If heparin-induced block in the cell cycle operates primarily because of a rise in p27kip1 protein levels, it is expected that cells lacking p27kip1 would be insensitive to heparin. To establish a direct causal relationship between the higher p27kip1 levels in heparin-treated cells and the cell cycle block, we examined the effect of heparin on p27kip1-null cells (37). We have previously shown that MEFs respond well to the antiproliferative actions of heparin (16). We compared the effect of heparin on MEFs isolated from wild type and p27kip1-null mice. Heparin treatment caused a block in G1 to S phase transition in wild type MEFs. The p27kip1-null MEFS were resistant to heparin-induced block of G1 to S phase transition. As represented in Fig. 6B, 39.4% wild type MEFs were in S phase at 24 h after serum stimulation. This percentage dropped to 19.6% in heparin-treated wild type MEFs, thereby confirming that heparin effectively blocked the S phase entry of MEFs. In addition, there were 15.2% cells in G2/M phase in the absence of heparin and this percentage dropped to 6.3% in the presence of heparin. The p27kip1-null MEFs seemed to progress through the cell cycle much faster than their wild type counterparts.
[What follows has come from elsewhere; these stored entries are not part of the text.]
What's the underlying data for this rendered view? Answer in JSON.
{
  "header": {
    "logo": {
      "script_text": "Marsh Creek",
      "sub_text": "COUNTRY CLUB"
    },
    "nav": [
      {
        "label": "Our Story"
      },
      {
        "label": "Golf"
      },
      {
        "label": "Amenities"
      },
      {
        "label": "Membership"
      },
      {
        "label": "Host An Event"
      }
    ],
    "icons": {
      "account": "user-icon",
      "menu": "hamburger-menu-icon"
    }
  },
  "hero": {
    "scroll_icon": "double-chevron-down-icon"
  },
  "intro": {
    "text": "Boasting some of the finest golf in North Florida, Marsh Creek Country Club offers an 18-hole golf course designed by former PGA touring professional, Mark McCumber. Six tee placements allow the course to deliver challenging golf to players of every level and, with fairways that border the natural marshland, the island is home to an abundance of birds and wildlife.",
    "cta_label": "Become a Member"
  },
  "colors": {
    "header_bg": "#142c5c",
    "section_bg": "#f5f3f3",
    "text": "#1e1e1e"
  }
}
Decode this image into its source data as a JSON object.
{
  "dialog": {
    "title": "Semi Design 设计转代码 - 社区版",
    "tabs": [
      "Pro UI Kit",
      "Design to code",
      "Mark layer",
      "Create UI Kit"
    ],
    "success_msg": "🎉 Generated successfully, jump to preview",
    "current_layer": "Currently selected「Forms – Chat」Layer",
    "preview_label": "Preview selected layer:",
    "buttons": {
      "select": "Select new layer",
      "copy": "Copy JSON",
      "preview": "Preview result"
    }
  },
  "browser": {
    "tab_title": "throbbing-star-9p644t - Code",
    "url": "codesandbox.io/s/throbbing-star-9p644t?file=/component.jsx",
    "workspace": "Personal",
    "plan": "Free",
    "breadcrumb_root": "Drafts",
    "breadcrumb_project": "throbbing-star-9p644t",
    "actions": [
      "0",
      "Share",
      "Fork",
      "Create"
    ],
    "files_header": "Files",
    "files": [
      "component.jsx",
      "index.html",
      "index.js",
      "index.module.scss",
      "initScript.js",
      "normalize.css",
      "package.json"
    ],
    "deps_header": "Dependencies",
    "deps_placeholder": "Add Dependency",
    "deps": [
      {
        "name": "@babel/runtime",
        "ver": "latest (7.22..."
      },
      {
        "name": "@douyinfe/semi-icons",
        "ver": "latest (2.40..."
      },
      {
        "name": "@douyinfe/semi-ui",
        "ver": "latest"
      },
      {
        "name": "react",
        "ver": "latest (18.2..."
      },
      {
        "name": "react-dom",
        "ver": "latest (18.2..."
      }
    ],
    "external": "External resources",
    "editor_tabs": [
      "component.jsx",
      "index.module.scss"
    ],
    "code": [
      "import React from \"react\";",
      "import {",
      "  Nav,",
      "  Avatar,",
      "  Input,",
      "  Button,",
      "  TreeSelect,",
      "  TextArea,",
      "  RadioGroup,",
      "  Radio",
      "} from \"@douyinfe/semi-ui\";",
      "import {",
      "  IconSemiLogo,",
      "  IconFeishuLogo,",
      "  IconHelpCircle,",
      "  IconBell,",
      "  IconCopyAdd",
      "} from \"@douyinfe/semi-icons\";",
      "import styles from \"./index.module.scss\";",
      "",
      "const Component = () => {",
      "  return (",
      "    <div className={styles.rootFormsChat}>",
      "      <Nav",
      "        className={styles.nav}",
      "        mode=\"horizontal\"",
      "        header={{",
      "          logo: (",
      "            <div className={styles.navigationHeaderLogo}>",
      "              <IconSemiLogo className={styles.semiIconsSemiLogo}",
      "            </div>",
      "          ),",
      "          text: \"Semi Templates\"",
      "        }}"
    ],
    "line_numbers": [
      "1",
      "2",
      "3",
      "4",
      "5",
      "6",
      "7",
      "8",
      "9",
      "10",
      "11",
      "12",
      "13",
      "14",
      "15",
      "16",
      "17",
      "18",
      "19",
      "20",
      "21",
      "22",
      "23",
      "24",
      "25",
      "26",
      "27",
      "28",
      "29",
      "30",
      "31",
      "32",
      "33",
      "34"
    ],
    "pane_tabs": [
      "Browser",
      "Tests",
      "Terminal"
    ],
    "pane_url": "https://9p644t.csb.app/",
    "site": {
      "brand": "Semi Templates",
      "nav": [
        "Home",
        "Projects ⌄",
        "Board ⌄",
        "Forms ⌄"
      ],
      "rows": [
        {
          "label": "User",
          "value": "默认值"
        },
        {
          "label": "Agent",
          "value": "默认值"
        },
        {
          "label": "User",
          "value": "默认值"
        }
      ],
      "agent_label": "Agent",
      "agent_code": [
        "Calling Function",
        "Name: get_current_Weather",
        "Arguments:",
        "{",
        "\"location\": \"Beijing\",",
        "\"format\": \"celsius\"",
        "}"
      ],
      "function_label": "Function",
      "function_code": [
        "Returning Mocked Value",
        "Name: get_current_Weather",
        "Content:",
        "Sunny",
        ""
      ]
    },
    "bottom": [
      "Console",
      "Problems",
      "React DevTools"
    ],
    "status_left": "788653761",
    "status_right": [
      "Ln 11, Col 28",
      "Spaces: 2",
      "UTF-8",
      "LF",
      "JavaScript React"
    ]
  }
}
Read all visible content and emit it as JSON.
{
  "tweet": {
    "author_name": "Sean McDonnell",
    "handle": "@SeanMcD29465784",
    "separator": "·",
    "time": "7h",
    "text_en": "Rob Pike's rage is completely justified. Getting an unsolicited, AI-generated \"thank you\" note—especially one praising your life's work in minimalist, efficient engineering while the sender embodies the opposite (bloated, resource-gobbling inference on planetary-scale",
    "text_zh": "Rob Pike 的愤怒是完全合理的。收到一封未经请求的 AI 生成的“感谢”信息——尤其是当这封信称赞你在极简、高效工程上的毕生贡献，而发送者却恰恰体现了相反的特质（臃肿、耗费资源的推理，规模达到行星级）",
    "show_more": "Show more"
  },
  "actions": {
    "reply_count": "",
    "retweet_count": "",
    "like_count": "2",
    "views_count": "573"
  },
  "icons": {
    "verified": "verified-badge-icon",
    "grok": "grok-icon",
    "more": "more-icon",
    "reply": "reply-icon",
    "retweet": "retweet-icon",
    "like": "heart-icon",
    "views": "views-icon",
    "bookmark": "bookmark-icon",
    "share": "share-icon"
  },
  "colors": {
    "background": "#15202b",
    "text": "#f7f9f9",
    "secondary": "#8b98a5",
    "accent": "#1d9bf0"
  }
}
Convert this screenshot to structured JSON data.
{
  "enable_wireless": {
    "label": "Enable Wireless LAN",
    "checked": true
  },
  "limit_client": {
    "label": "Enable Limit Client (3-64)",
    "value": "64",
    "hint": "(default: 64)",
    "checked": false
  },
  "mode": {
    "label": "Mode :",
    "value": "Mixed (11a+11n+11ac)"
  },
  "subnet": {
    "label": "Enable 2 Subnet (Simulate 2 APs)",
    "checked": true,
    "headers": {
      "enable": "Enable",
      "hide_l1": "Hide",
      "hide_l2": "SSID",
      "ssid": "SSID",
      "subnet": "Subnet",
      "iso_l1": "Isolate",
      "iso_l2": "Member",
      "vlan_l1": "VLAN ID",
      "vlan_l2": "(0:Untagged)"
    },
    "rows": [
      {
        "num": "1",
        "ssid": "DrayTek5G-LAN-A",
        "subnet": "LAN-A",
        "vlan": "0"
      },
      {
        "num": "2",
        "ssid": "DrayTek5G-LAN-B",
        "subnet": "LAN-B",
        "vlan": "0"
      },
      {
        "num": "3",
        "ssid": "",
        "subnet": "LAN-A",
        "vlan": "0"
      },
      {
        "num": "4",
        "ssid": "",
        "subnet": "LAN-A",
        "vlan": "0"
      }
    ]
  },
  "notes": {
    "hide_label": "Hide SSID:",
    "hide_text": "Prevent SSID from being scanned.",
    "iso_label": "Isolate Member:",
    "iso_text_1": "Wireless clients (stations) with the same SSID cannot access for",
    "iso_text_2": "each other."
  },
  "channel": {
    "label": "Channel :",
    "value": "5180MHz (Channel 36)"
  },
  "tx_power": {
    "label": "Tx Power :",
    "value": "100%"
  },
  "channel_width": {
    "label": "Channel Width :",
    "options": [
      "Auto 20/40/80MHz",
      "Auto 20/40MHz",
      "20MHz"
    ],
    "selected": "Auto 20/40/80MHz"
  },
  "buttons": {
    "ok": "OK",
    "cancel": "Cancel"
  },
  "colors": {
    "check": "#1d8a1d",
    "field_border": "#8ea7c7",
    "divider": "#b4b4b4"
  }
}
At 24 h after serum stimulation, p27kip1-null cells had progressed through the S phase and thus most of the cells that entered cell cycle were in the G2/M phase at this time point. 22.5% p27kip1-null cells were in G2/M phase at 24 h after serum stimulation in the absence of heparin as compared with only 15.2% in wild type MEFs. Nevertheless, in the case of p27kip1-null cells, clearly no effect of heparin treatment was observed on the cell cycle progression. The percentages of p27kip1-null cells in S and G2/M phases after serum stimulation either in the absence or presence of heparin were very similar. In the absence of heparin, 22.5% cells were in G2/M phase (8.5% in S phase) and in the presence of heparin and 19.5% cells were in G2/M phase (6.6% in S phase) at 24 h after serum stimulation. Thus, the cell cycle inhibitory effect of heparin was clearly absent in p27kip1-null MEFs.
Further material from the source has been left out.